Aunque Donald Trump justificó este ataque como preventivo ante la amenaza nuclear iraní, el argumento coquetea peligrosamente con el margen de la ilegalidad internacional. Desde los bombardeos en Irak de 2003, cuando la evidencia se fabricó con base en mentiras para legitimar la invasión, no veíamos una acción unilateral tan drástica, disfrazada nuevamente con el argumento del peligro inminente.
Pero en esta ocasión hay un elemento adicional que agrava la situación: la imposibilidad práctica de imponer la ley internacional. Con Siria desmoronada tras una década de guerra civil, Estados Unidos e Israel encontraron un corredor aéreo prácticamente abierto, evitando así volar sobre el territorio iraquí, históricamente problemático y políticamente delicado. El resultado es claro: Irán quedó vulnerado en su propio territorio y las represalias militares que anuncie difícilmente podrán revertir la posición de debilidad en la que quedó tras la devastación de sus instalaciones nucleares.

Transición tersa en la Corte
Esta operación trasciende lo puramente militar.
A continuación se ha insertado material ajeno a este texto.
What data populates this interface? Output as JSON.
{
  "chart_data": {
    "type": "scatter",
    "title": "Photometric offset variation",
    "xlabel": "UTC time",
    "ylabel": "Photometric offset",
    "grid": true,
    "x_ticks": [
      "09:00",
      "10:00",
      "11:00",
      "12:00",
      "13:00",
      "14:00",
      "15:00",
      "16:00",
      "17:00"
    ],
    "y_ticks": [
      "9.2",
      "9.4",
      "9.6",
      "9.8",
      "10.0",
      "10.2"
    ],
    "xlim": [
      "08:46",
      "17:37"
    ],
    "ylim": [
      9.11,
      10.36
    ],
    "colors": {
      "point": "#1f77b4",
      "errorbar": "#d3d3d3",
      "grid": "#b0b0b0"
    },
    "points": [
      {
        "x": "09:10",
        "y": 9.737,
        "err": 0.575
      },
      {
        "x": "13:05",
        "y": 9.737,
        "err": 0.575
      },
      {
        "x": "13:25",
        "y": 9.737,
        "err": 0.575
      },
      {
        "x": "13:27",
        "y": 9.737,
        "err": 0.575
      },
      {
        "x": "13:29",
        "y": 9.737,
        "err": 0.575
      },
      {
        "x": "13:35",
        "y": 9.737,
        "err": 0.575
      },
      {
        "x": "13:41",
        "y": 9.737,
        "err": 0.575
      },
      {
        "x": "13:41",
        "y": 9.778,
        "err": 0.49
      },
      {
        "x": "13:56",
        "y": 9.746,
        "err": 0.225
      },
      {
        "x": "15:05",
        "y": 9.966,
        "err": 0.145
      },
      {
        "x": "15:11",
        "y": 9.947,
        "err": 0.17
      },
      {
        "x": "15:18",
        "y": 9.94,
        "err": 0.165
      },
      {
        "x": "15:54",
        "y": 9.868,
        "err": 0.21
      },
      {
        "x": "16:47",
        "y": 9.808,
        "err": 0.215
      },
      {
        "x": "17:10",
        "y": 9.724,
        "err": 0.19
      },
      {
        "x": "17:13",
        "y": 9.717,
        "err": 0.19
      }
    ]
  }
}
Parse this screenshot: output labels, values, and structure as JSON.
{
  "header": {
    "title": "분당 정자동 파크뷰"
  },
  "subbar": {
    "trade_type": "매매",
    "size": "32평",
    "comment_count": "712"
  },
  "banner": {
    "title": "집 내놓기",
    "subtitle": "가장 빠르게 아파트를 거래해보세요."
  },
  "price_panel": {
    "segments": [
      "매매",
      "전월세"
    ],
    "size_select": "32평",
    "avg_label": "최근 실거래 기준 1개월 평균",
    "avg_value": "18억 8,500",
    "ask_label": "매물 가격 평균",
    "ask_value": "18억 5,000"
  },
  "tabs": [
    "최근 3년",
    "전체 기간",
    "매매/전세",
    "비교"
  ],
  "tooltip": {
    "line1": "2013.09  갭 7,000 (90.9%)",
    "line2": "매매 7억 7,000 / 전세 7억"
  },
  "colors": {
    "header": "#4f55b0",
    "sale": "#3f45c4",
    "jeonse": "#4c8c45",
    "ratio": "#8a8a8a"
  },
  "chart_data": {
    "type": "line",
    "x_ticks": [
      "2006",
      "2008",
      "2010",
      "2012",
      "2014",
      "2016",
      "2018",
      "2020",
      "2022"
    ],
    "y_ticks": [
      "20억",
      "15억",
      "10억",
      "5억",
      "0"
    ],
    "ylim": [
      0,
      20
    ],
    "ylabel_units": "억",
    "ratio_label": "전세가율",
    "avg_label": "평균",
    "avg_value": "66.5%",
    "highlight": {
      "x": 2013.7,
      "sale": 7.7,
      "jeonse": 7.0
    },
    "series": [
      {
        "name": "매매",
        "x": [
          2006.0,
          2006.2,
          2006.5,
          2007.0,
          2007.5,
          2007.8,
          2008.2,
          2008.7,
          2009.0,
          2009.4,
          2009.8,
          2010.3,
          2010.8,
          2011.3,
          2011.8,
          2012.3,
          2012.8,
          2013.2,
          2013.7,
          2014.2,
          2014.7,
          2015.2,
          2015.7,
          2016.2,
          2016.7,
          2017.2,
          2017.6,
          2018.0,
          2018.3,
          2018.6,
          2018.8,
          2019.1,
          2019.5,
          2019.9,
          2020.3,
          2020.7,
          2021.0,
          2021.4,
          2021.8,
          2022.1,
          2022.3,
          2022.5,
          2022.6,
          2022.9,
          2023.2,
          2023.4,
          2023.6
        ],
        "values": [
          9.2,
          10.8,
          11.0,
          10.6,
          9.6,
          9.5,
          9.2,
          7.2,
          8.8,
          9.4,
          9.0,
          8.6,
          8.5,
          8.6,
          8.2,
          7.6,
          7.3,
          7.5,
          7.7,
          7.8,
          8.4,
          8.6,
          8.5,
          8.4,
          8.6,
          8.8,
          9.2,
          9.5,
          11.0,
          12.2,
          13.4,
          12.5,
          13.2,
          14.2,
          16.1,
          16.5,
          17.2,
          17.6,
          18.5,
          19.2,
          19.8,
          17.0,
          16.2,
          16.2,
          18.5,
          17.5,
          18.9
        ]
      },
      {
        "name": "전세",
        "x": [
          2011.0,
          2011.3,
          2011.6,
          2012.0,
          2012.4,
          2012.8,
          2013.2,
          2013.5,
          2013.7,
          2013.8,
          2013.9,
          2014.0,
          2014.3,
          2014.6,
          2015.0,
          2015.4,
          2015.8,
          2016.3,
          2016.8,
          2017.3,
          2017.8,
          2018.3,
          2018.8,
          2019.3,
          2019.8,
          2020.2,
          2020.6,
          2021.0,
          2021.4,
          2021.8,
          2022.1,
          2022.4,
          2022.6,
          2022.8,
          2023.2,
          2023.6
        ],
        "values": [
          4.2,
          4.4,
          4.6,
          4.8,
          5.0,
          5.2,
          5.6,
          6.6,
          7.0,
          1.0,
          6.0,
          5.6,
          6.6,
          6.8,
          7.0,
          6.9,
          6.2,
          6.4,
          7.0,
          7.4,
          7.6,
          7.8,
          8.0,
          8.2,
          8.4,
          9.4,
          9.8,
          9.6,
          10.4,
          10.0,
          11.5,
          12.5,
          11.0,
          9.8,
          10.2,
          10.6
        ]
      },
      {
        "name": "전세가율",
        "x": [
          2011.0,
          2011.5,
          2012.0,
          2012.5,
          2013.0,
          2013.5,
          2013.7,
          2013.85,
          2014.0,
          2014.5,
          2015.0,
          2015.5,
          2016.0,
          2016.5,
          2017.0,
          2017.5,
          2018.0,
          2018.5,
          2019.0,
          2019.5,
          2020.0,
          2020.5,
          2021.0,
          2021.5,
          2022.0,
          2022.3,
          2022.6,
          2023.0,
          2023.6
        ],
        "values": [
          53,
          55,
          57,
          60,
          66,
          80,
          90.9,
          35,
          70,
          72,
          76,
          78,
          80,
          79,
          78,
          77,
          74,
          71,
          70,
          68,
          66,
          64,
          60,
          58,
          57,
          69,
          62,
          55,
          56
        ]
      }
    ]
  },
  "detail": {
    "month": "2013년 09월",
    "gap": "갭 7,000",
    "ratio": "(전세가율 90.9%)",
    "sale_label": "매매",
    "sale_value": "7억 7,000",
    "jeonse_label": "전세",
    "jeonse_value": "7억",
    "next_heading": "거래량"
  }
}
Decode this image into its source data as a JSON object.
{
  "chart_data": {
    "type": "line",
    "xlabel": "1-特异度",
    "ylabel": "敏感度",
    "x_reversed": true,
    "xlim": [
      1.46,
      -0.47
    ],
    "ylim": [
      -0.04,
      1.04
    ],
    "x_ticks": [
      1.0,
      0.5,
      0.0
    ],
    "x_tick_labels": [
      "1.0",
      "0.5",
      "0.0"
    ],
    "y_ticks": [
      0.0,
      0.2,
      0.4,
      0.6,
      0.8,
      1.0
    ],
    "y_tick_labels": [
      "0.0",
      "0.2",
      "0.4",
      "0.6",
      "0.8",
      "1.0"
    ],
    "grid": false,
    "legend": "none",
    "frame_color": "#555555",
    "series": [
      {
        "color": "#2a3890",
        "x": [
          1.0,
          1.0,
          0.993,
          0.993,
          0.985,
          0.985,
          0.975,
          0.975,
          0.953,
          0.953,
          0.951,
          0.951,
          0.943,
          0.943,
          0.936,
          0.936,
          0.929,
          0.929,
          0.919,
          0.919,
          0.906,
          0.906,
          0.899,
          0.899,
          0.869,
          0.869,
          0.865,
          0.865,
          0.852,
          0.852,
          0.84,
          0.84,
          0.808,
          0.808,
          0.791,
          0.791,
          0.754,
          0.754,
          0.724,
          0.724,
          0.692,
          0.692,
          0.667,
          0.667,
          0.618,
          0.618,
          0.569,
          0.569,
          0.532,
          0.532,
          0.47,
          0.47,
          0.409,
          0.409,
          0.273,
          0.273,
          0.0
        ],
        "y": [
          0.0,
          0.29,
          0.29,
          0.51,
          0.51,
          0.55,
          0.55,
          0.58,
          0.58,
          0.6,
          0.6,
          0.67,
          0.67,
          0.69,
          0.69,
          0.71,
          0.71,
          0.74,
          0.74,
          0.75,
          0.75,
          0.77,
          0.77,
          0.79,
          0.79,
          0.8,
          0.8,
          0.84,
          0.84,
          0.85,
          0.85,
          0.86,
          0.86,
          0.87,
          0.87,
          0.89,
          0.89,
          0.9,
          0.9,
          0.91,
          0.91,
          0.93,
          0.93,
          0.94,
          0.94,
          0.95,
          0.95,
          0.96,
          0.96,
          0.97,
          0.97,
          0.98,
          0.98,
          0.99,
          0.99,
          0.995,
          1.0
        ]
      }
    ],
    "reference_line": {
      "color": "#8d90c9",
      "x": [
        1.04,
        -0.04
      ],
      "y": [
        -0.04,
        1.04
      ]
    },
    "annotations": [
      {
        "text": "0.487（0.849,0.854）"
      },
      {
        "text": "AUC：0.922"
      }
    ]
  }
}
Marca el inicio de una época oscura en la política global, donde la legalidad internacional queda subordinada a la ley del más fuerte. Si Rusia pudo anexarse Crimea sin declararle la guerra formalmente a Ucrania, enviando soldados sin bandera ni insignias, Estados Unidos acaba de recordarle al mundo que, para ellos, declarar formalmente una guerra también es prescindible.
La ruptura del orden internacional es más que una frase dramática; se trata de una realidad cada vez más palpable. Sin nadie capaz de imponer límites, conflictos en Taiwán, Ucrania o cualquier otro rincón del planeta pueden intensificarse y multiplicarse. Los gobiernos con poder militar suficiente entenderán el mensaje: la impunidad está a su alcance si la fuerza acompaña a la decisión política.
La fragilidad del orden que contenía esta amenaza es ahora evidente. Las instituciones globales, debilitadas durante décadas por el desinterés o la abierta oposición de las grandes potencias, son hoy cascarones incapaces de contener decisiones que se toman en Washington, Moscú o Pekín. La comunidad internacional, que en otros tiempos pudo actuar como árbitro o al menos como una voz moral relevante, hoy se ve reducida a emitir comunicados inofensivos, sin efecto práctico alguno.
Lo sucedido en Irán no sólo representa un ataque histórico por sus dimensiones técnicas, sino por el mensaje que envía al resto del mundo. El contrato social internacional se ha roto, y lo que vendrá después no es difícil de prever: un periodo de inestabilidad global que, como siempre, pagarán los países más vulnerables. Nos adentramos en la era del caos autorizado por el músculo militar, donde, irónicamente, las acciones supuestamente preventivas acelerarán precisamente lo que pretenden evitar: la guerra abierta.